O estudo revela que a razão mais citada pelos responsáveis por essa queda é justamente a preocupação com a privacidade e segurança dos jovens. Este fator foi mencionado por 32% dos entrevistados — um aumento significativo em comparação a anos anteriores, quando o foco recaía mais sobre o preço do aparelho ou a falta de necessidade do dispositivo. Desde 2022, a inquietação em relação à segurança e privacidade praticamente duplicou.

Gustavo Fontes, analista do IBGE, ressalta a singularidade dessa faixa etária, já que apenas crianças de 10 a 13 anos demonstraram uma diminuição na posse de celulares. Entre os adolescentes de 14 a 19 anos, o uso dos dispositivos continuou a crescer, elevando o percentual de posse de celulares na população geral para 89,8%. A nova realidade traz à superfície preocupações adicionais, como o uso restrito de celulares nas escolas e a crescente exposição das crianças nas plataformas digitais.

Outro dado revelado pela pesquisa é a leve diminuição do acesso à internet entre crianças dessa faixa etária, que caiu de 84,9% para 84,4%. Mesmo entre os que se mantêm desconectados, a insegurança em relação à privacidade continua a ser um fator relevante.

Em um contraste notável, a pesquisa também destacou um avanço significativo no uso de tecnologia entre os idosos. Em 2025, 74,5% da população acima de 60 anos utilizava a internet, um aumento considerável desde 2019. O número de idosos com celular também cresceu, passando de 78,3% para 80,3%. As dificuldades no acesso à tecnologia entre os mais velhos se devem principalmente à falta de familiaridade com o uso da internet e dispositivos móveis.
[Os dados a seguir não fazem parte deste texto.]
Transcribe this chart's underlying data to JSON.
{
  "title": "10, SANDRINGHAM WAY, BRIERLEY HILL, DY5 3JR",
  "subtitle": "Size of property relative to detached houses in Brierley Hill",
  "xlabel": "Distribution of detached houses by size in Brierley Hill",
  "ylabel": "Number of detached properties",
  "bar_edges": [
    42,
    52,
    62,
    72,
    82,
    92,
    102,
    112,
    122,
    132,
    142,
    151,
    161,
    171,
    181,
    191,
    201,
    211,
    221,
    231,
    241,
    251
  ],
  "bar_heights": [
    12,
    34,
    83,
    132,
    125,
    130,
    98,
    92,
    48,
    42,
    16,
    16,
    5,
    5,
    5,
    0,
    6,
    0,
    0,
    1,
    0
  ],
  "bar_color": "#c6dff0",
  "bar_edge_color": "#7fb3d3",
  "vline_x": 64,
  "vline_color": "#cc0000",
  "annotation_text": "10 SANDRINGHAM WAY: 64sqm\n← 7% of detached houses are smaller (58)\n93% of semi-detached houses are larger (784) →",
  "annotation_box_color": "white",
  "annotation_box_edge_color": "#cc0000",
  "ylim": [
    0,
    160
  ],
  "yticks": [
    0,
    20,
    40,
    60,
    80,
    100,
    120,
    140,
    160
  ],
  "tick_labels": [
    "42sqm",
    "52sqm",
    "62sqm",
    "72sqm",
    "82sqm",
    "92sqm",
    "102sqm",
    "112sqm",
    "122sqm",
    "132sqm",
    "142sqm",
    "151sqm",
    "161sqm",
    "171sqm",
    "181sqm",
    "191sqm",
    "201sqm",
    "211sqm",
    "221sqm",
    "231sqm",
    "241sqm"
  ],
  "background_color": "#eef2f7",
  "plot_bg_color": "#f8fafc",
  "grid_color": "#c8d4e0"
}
A pesquisa ainda aponta que, pela primeira vez, a maioria dos brasileiros conectados – 52,7% – declarou realizar compras online, refletindo uma tendência crescente de digitalização da economia e dos serviços. Entre as atividades realizadas por usuários da internet, destaca-se o ato de conversar por chamadas de voz ou vídeo, com 95,3% dos entrevistados utilizando essas funcionalidades.

Com essas constatações, fica claro que as preocupações com a segurança digital afetam, de maneira diversa, diferentes faixas etárias, revelando um cenário em constante transformação no uso de tecnologia no Brasil.